Book Histories of Violence

    Book Details:
  • Author : Brad Evans
  • Publisher : Bloomsbury Publishing
  • Release : 2017-01-15
  • ISBN : 1783602406
  • Pages : 256 pages

Download or read book Histories of Violence written by Brad Evans and published by Bloomsbury Publishing. This book was released on 2017-01-15 with total page 256 pages. Available in PDF, EPUB and Kindle. Book excerpt: While there is a tacit appreciation that freedom from violence will lead to more prosperous relations among peoples, violence continues to be deployed for various political and social ends. Yet the problem of violence still defies neat description, subject to many competing interpretations. Histories of Violence offers an accessible yet compelling examination of the problem of violence as it appears in the corpus of canonical figures – from Hannah Arendt to Frantz Fanon, Michel Foucault to Slavoj Žižek – who continue to influence and inform contemporary political, philosophical, sociological, cultural, and anthropological study. Written by a team of internationally renowned experts, this is an essential interrogation of post-war critical thought as it relates to violence.

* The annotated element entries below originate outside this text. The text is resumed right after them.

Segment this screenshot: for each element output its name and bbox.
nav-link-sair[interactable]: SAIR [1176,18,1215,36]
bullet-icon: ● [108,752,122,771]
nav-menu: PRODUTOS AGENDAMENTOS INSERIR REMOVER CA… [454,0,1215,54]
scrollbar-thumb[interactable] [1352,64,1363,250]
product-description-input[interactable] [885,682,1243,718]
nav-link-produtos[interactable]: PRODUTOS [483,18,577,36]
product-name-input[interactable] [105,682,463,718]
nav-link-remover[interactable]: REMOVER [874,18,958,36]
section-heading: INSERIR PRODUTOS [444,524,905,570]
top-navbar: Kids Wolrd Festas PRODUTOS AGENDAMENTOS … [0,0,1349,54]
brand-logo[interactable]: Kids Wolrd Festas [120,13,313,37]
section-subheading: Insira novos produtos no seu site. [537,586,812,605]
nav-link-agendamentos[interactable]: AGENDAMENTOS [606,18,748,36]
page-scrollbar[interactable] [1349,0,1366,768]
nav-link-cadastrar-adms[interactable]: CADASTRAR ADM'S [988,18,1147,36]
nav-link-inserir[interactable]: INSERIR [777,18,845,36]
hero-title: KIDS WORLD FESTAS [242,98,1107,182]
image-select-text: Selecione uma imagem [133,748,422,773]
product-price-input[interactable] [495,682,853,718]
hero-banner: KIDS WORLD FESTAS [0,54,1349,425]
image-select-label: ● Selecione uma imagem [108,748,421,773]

Book Understanding the Women of Mozart s Operas

Download or read book Understanding the Women of Mozart s Operas written by Kristi Brown-Montesano and published by Univ of California Press. This book was released on 2007-02-07 with total page 364 pages. Available in PDF, EPUB and Kindle. Book excerpt: Is The Marriage of Figaro just about Figaro? Is Don Giovanni’s story the only one—or even the most interesting one—in the opera that bears his name? For generations of critics, historians, and directors, it’s Mozart’s men who have mattered most. Too often, the female characters have been understood from the male protagonist’s point of view or simply reduced on stage (and in print) to paper cutouts from the age of the powdered wig and the tightly cinched corset. It’s time to give Mozart’s women—and Mozart’s multi-dimensional portrayals of feminine character—their due. In this lively book, Kristi Brown-Montesano offers a detailed exploration of the female roles in Mozart’s four most frequently performed operas, Le nozze di Figaro, Don Giovanni, Così fan tutte, and Die Zauberflöte. Each chapter takes a close look at the music, libretto text, literary sources, and historical factors that give shape to a character, re-evaluating common assumptions and proposing fresh interpretations. Brown-Montesano views each character as the subject of a story, not merely the object of a hero’s narrative or the stock figure of convention. From amiable Zerlina, to the awesome Queen of the Night, to calculating Despina, all of Mozart’s women have something unique to say. These readings also tackle provocative social, political, and cultural issues, which are used in the operas to define positive and negative images of femininity: revenge, power, seduction, resistance, autonomy, sacrifice, faithfulness, class, maternity, and sisterhood. Keenly aware of the historical gap between the origins of these works and contemporary culture, Brown-Montesano discusses how attitudes about such concepts—past and current—influence our appreciation of these fascinating representations of women.